今朝はお隣の敷地からはみだして、小枝を徒長させている八重の山吹を少しだけ失敬してくる。世田谷線の松陰神社付近の線路際を走る電車の窓から、ちょっとした庭植えの花木類を眺めるのは好きで、昨日は山吹の風になびく風情がよかった。二年前まで住んでいた日向薬師の近辺なら山吹などは野辺道のどこにいてももいでくることができた。いまはそうはいかない。失敬してきたばかりのこの山吹を好きな器に挿してみる。部屋の片隅に置いて眺めるという遊びである。どこか小田原の骨董市で手に入れた白磁の瓢(ひさご)型、大和骨董市の先月に入手した500円の蕨を鉄絵であしらった志野焼き掛け花入れ、現代沖縄赤絵のチョカと山吹をかわるがわるに挿してみる。
傍らの朝食は珍しく自炊の味としては仕込みの味付けから成功した茨城産のタケノコ炊き込みご飯、キュウリの浅漬け、デザートの水菓子に信州大泉村産の干し柿、これはDさんのお薦め品で、甲州や信州の寒風が育む至宝の食材だ。こういうものをさりげなく土産とするDさんの食センスの良さにいつもながら感謝する。

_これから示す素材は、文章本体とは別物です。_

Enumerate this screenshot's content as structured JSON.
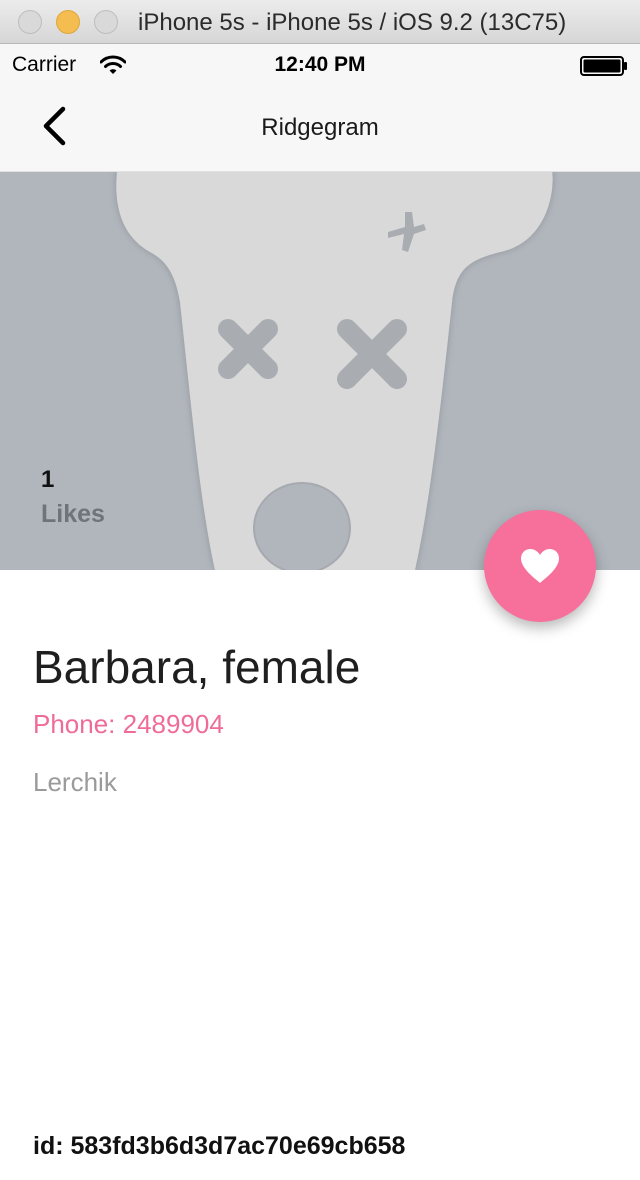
{
  "window": {
    "title": "iPhone 5s - iPhone 5s / iOS 9.2 (13C75)"
  },
  "status_bar": {
    "carrier": "Carrier",
    "time": "12:40 PM",
    "wifi_icon": "wifi-icon",
    "battery_icon": "battery-full-icon"
  },
  "nav": {
    "title": "Ridgegram",
    "back_icon": "chevron-left-icon"
  },
  "hero": {
    "placeholder_icon": "dead-dog-avatar-placeholder",
    "likes_count": "1",
    "likes_label": "Likes"
  },
  "like_button": {
    "icon": "heart-icon"
  },
  "profile": {
    "name": "Barbara, female",
    "phone": "Phone: 2489904",
    "city": "Lerchik",
    "id": "id: 583fd3b6d3d7ac70e69cb658"
  },
  "colors": {
    "accent": "#f76f9b",
    "hero_background": "#b1b6bd",
    "placeholder_shape": "#d9d9d9"
  }
}
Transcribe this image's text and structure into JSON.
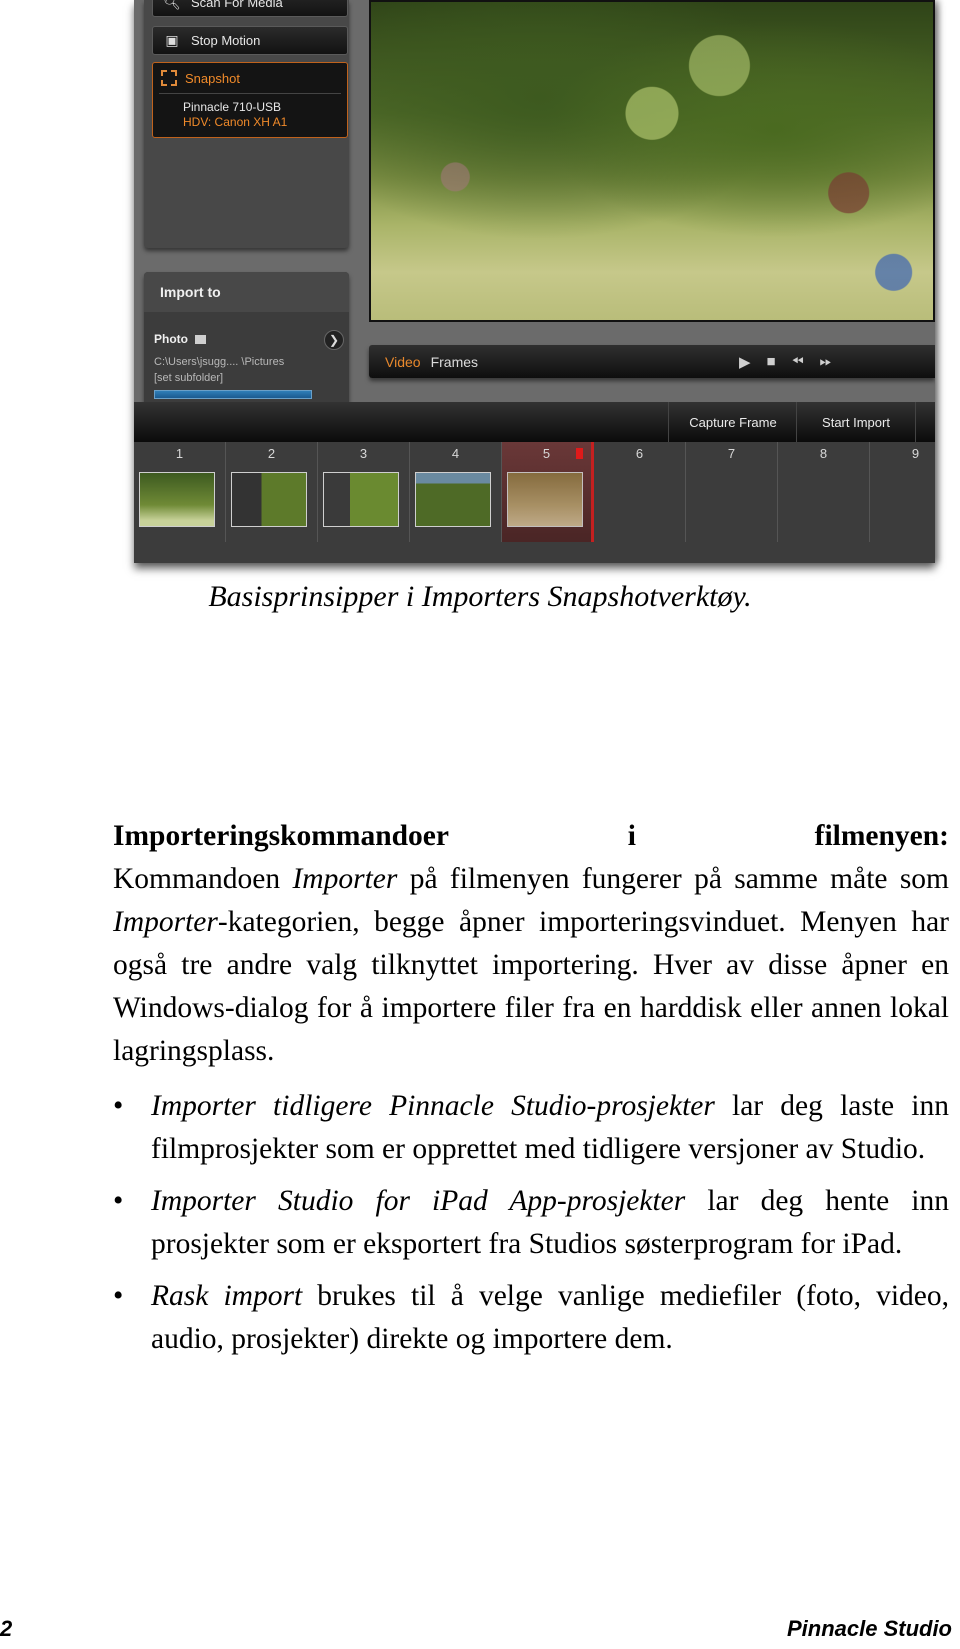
{
  "figure": {
    "left_panel": {
      "scan_button": "Scan For Media",
      "stop_motion_button": "Stop Motion",
      "snapshot_button": "Snapshot",
      "devices": [
        "Pinnacle 710-USB",
        "HDV: Canon XH A1"
      ]
    },
    "import_panel": {
      "title": "Import to",
      "photo_label": "Photo",
      "path": "C:\\Users\\jsugg....  \\Pictures",
      "subfolder": "[set subfolder]"
    },
    "transport": {
      "tab_video": "Video",
      "tab_frames": "Frames",
      "controls": [
        "play-icon",
        "stop-icon",
        "rewind-icon",
        "fast-forward-icon"
      ]
    },
    "capture_bar": {
      "capture_frame_button": "Capture Frame",
      "start_import_button": "Start Import"
    },
    "frames": [
      {
        "num": "1",
        "has_thumb": true
      },
      {
        "num": "2",
        "has_thumb": true
      },
      {
        "num": "3",
        "has_thumb": true
      },
      {
        "num": "4",
        "has_thumb": true
      },
      {
        "num": "5",
        "has_thumb": true,
        "selected": true
      },
      {
        "num": "6",
        "has_thumb": false
      },
      {
        "num": "7",
        "has_thumb": false
      },
      {
        "num": "8",
        "has_thumb": false
      },
      {
        "num": "9",
        "has_thumb": false
      }
    ],
    "colors": {
      "accent": "#f08a2a",
      "selection": "#c42020"
    }
  },
  "caption": "Basisprinsipper i Importers Snapshotverktøy.",
  "section": {
    "heading_parts": [
      "Importeringskommandoer",
      "i",
      "filmenyen:"
    ],
    "intro_1": "Kommandoen ",
    "intro_em1": "Importer",
    "intro_2": " på filmenyen fungerer på samme måte som ",
    "intro_em2": "Importer",
    "intro_3": "-kategorien, begge åpner importeringsvinduet. Menyen har også tre andre valg tilknyttet importering. Hver av disse åpner en Windows-dialog for å importere filer fra en harddisk eller annen lokal lagringsplass.",
    "bullets": [
      {
        "em": "Importer tidligere Pinnacle Studio-prosjekter",
        "text": " lar deg laste inn filmprosjekter som er opprettet med tidligere versjoner av Studio."
      },
      {
        "em": "Importer Studio for iPad App-prosjekter",
        "text": " lar deg hente inn prosjekter som er eksportert fra Studios søsterprogram for iPad."
      },
      {
        "em": "Rask import",
        "text": " brukes til å velge vanlige mediefiler (foto, video, audio, prosjekter) direkte og importere dem."
      }
    ]
  },
  "footer": {
    "page_number": "2",
    "book_title": "Pinnacle Studio"
  }
}
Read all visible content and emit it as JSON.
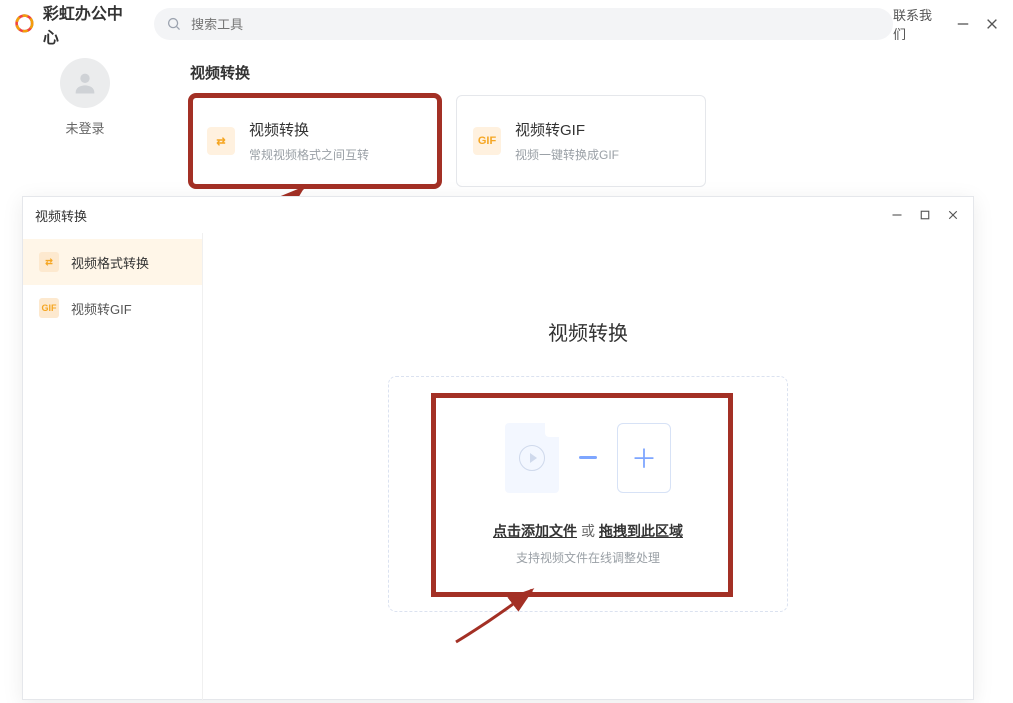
{
  "app": {
    "title": "彩虹办公中心",
    "search_placeholder": "搜索工具",
    "contact_label": "联系我们",
    "login_status": "未登录"
  },
  "section": {
    "title": "视频转换",
    "cards": [
      {
        "title": "视频转换",
        "desc": "常规视频格式之间互转",
        "icon_label": "⇄"
      },
      {
        "title": "视频转GIF",
        "desc": "视频一键转换成GIF",
        "icon_label": "GIF"
      }
    ]
  },
  "inner": {
    "title": "视频转换",
    "sidebar": [
      {
        "label": "视频格式转换",
        "icon": "⇄"
      },
      {
        "label": "视频转GIF",
        "icon": "GIF"
      }
    ],
    "heading": "视频转换",
    "drop": {
      "click_text": "点击添加文件",
      "or_text": "或",
      "drag_text": "拖拽到此区域",
      "sub_text": "支持视频文件在线调整处理"
    }
  }
}
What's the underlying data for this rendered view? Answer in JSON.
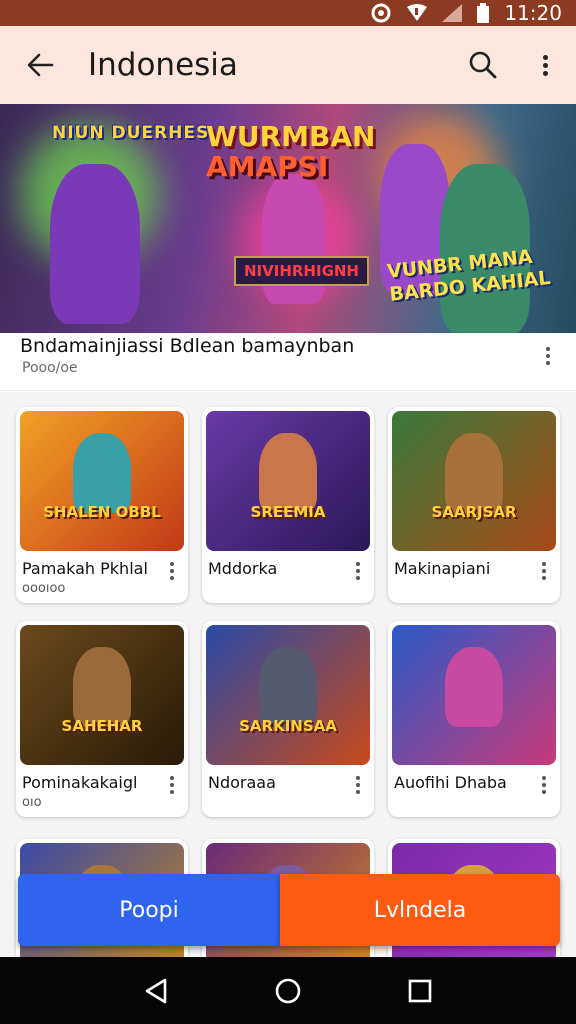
{
  "status_bar": {
    "time": "11:20"
  },
  "app_bar": {
    "title": "Indonesia"
  },
  "banner": {
    "text_left": "NIUN DUERHES",
    "text_main_1": "WURMBAN",
    "text_main_2": "AMAPSI",
    "text_plate": "NIVIHRHIGNH",
    "text_right": "VUNBR MANA BARDO KAHIAL"
  },
  "featured": {
    "title": "Bndamainjiassi Bdlean bamaynban",
    "subtitle": "Pooo/oe"
  },
  "cards": [
    {
      "label": "Pamakah Pkhlal",
      "sub": "oooıoo",
      "badge": "SHALEN OBBL",
      "colors": [
        "#f3a024",
        "#c23a18"
      ],
      "hero": "#3aa0a8"
    },
    {
      "label": "Mddorka",
      "sub": "",
      "badge": "SREEMIA",
      "colors": [
        "#6a3aa8",
        "#2a1858"
      ],
      "hero": "#c8764a"
    },
    {
      "label": "Makinapiani",
      "sub": "",
      "badge": "SAARJSAR",
      "colors": [
        "#3a7a3a",
        "#a84a18"
      ],
      "hero": "#a8703a"
    },
    {
      "label": "Pominakakaigl",
      "sub": "oıo",
      "badge": "SAHEHAR",
      "colors": [
        "#6a4a1a",
        "#2a1a08"
      ],
      "hero": "#9a6a3a"
    },
    {
      "label": "Ndoraaa",
      "sub": "",
      "badge": "SARKINSAA",
      "colors": [
        "#2a4aa8",
        "#c84a1a"
      ],
      "hero": "#555a70"
    },
    {
      "label": "Auofihi Dhaba",
      "sub": "",
      "badge": "",
      "colors": [
        "#2a5ac8",
        "#c83a7a"
      ],
      "hero": "#c84aa0"
    },
    {
      "label": "",
      "sub": "",
      "badge": "",
      "colors": [
        "#3a4aa8",
        "#c8881a"
      ],
      "hero": "#a8783a"
    },
    {
      "label": "",
      "sub": "",
      "badge": "",
      "colors": [
        "#6a2a7a",
        "#d88a1a"
      ],
      "hero": "#7a5aa0"
    },
    {
      "label": "",
      "sub": "",
      "badge": "",
      "colors": [
        "#7a2aa8",
        "#a83ac8"
      ],
      "hero": "#d8a03a"
    }
  ],
  "buttons": {
    "primary": "Poopi",
    "secondary": "Lvlndela"
  },
  "colors": {
    "status_bar": "#8c3a22",
    "app_bar": "#fde6dc",
    "button_blue": "#2f64f0",
    "button_orange": "#ff5a12"
  }
}
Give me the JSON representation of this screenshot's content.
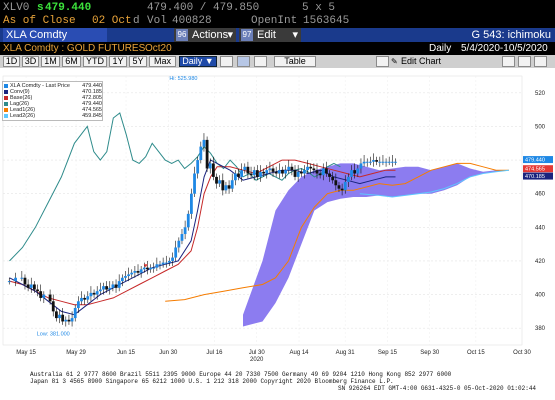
{
  "quote": {
    "ticker": "XLV0",
    "last_prefix": "s",
    "last": "479.440",
    "range": "479.400 / 479.850",
    "size": "5 x 5",
    "close_label": "As of Close",
    "close_date": "02 Oct",
    "close_suffix": "d",
    "vol_label": "Vol",
    "vol": "400828",
    "openint_label": "OpenInt",
    "openint": "1563645"
  },
  "function_bar": {
    "security": "XLA Comdty",
    "actions_num": "96",
    "actions_label": "Actions",
    "edit_num": "97",
    "edit_label": "Edit",
    "arrow": "▾",
    "title": "G 543: ichimoku"
  },
  "sub_bar": {
    "description": "XLA Comdty : GOLD FUTURES",
    "contract": "Oct20",
    "period": "Daily",
    "date_range": "5/4/2020-10/5/2020"
  },
  "toolbar": {
    "ranges": [
      "1D",
      "3D",
      "1M",
      "6M",
      "YTD",
      "1Y",
      "5Y",
      "Max"
    ],
    "interval": "Daily ▼",
    "table_label": "Table",
    "edit_chart_label": "Edit Chart"
  },
  "legend": {
    "items": [
      {
        "label": "XLA Comdty - Last Price",
        "value": "479.440",
        "color": "#1e88e5"
      },
      {
        "label": "Conv(9)",
        "value": "470.185",
        "color": "#1a237e"
      },
      {
        "label": "Base(26)",
        "value": "472.805",
        "color": "#c62828"
      },
      {
        "label": "Lag(26)",
        "value": "479.440",
        "color": "#2e8b8b"
      },
      {
        "label": "Lead1(26)",
        "value": "474.565",
        "color": "#f57c00"
      },
      {
        "label": "Lead2(26)",
        "value": "459.845",
        "color": "#5ec8ff"
      }
    ]
  },
  "chart_data": {
    "type": "line",
    "x_ticks": [
      "May 15",
      "May 29",
      "Jun 15",
      "Jun 30",
      "Jul 16",
      "Jul 30",
      "Aug 14",
      "Aug 31",
      "Sep 15",
      "Sep 30",
      "Oct 15",
      "Oct 30"
    ],
    "year_label": "2020",
    "y_ticks": [
      380,
      400,
      420,
      440,
      460,
      480,
      500,
      520
    ],
    "ylim": [
      370,
      530
    ],
    "annotations": [
      {
        "text": "Hi: 525.980",
        "value": 525.98
      },
      {
        "text": "Low: 381.000",
        "value": 381.0
      }
    ],
    "right_labels": [
      {
        "text": "479.440",
        "color": "#1e88e5"
      },
      {
        "text": "474.565",
        "color": "#e53935"
      },
      {
        "text": "470.185",
        "color": "#1a237e"
      }
    ],
    "series": [
      {
        "name": "Last Price",
        "kind": "candles",
        "x": [
          2,
          4,
          6,
          7,
          8,
          9,
          10,
          11,
          12,
          13,
          15,
          16,
          17,
          18,
          19,
          20,
          21,
          22,
          23,
          24,
          25,
          26,
          27,
          28,
          29,
          30,
          31,
          32,
          33,
          34,
          35,
          36,
          37,
          38,
          39,
          40,
          41,
          42,
          43,
          44,
          45,
          46,
          47,
          48,
          49,
          50,
          51,
          52,
          53,
          54,
          55,
          56,
          57,
          58,
          59,
          60,
          61,
          62,
          63,
          64,
          65,
          66,
          67,
          68,
          69,
          70,
          71,
          72,
          73,
          74,
          75,
          76,
          77,
          78,
          79,
          80,
          81,
          82,
          83,
          84,
          85,
          86,
          87,
          88,
          89,
          90,
          91,
          92,
          93,
          94,
          95,
          96,
          97,
          98,
          99,
          100,
          101,
          102,
          103,
          104,
          105,
          106,
          107,
          108,
          109,
          110,
          111,
          112,
          113,
          114,
          115,
          116,
          117,
          118,
          119,
          120,
          121,
          122,
          123,
          124,
          125
        ],
        "y": [
          408,
          410,
          410,
          406,
          404,
          406,
          403,
          402,
          398,
          400,
          396,
          390,
          386,
          388,
          384,
          385,
          384,
          386,
          392,
          396,
          398,
          397,
          399,
          401,
          400,
          402,
          403,
          405,
          403,
          404,
          406,
          404,
          408,
          410,
          411,
          412,
          413,
          414,
          413,
          415,
          416,
          415,
          416,
          416,
          418,
          418,
          419,
          419,
          420,
          422,
          428,
          432,
          436,
          440,
          448,
          460,
          472,
          480,
          488,
          492,
          475,
          478,
          470,
          466,
          468,
          462,
          465,
          463,
          468,
          472,
          470,
          474,
          476,
          472,
          471,
          474,
          470,
          473,
          472,
          474,
          475,
          473,
          472,
          474,
          472,
          474,
          476,
          474,
          470,
          473,
          472,
          474,
          476,
          475,
          474,
          472,
          471,
          475,
          472,
          470,
          468,
          465,
          463,
          462,
          467,
          470,
          474,
          472,
          475,
          478,
          479,
          479,
          479,
          480,
          479,
          479,
          479,
          479,
          479,
          479,
          479
        ]
      },
      {
        "name": "Conv(9)",
        "y_end": 470.185
      },
      {
        "name": "Base(26)",
        "y_end": 472.805
      },
      {
        "name": "Lag(26)",
        "y_end": 479.44
      },
      {
        "name": "Lead1(26)",
        "y_end": 474.565
      },
      {
        "name": "Lead2(26)",
        "y_end": 459.845
      }
    ]
  },
  "footer": {
    "line1": "Australia 61 2 9777 8600 Brazil 5511 2395 9000 Europe 44 20 7330 7500 Germany 49 69 9204 1210 Hong Kong 852 2977 6000",
    "line2": "Japan 81 3 4565 8900        Singapore 65 6212 1000     U.S. 1 212 318 2000        Copyright 2020 Bloomberg Finance L.P.",
    "line3": "SN 926264 EDT  GMT-4:00 G631-4325-0 05-Oct-2020 01:02:44"
  }
}
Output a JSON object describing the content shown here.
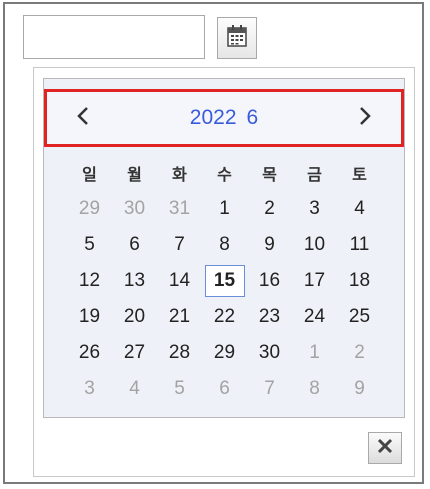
{
  "date_field": {
    "value": "",
    "placeholder": ""
  },
  "icons": {
    "calendar_button": "calendar-icon",
    "prev": "chevron-left-icon",
    "next": "chevron-right-icon",
    "close": "close-icon"
  },
  "calendar": {
    "year": "2022",
    "month": "6",
    "weekdays": [
      "일",
      "월",
      "화",
      "수",
      "목",
      "금",
      "토"
    ],
    "weeks": [
      [
        {
          "d": "29",
          "other": true
        },
        {
          "d": "30",
          "other": true
        },
        {
          "d": "31",
          "other": true
        },
        {
          "d": "1"
        },
        {
          "d": "2"
        },
        {
          "d": "3"
        },
        {
          "d": "4"
        }
      ],
      [
        {
          "d": "5"
        },
        {
          "d": "6"
        },
        {
          "d": "7"
        },
        {
          "d": "8"
        },
        {
          "d": "9"
        },
        {
          "d": "10"
        },
        {
          "d": "11"
        }
      ],
      [
        {
          "d": "12"
        },
        {
          "d": "13"
        },
        {
          "d": "14"
        },
        {
          "d": "15",
          "today": true
        },
        {
          "d": "16"
        },
        {
          "d": "17"
        },
        {
          "d": "18"
        }
      ],
      [
        {
          "d": "19"
        },
        {
          "d": "20"
        },
        {
          "d": "21"
        },
        {
          "d": "22"
        },
        {
          "d": "23"
        },
        {
          "d": "24"
        },
        {
          "d": "25"
        }
      ],
      [
        {
          "d": "26"
        },
        {
          "d": "27"
        },
        {
          "d": "28"
        },
        {
          "d": "29"
        },
        {
          "d": "30"
        },
        {
          "d": "1",
          "other": true
        },
        {
          "d": "2",
          "other": true
        }
      ],
      [
        {
          "d": "3",
          "other": true
        },
        {
          "d": "4",
          "other": true
        },
        {
          "d": "5",
          "other": true
        },
        {
          "d": "6",
          "other": true
        },
        {
          "d": "7",
          "other": true
        },
        {
          "d": "8",
          "other": true
        },
        {
          "d": "9",
          "other": true
        }
      ]
    ]
  },
  "colors": {
    "title": "#3a5bd9",
    "header_border": "#e02424",
    "panel_bg": "#eef1f7",
    "today_border": "#6b8fd6",
    "other_month": "#a3a3a3"
  }
}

来週の楽しみは森アーツで始まる「子ども展」だ。アンリ・ルソー、ルノアール、の大判ポスターをじっと眺めていると滲みだす至福感、コロコロした女の子の胸を飾る一輪のマーガレットを眺めるだけで幸福感情は倍増してしまう。背後にリフレインする野原のタピスリー模様はまったくジャズ的即興と共通する韻律を感じる絵柄だ。ルノアールの女の子に抱えられた子猫が伸びをしている様子、ぜひともそのディテールに宿っている真理を拝みに行こうと思っているところだ。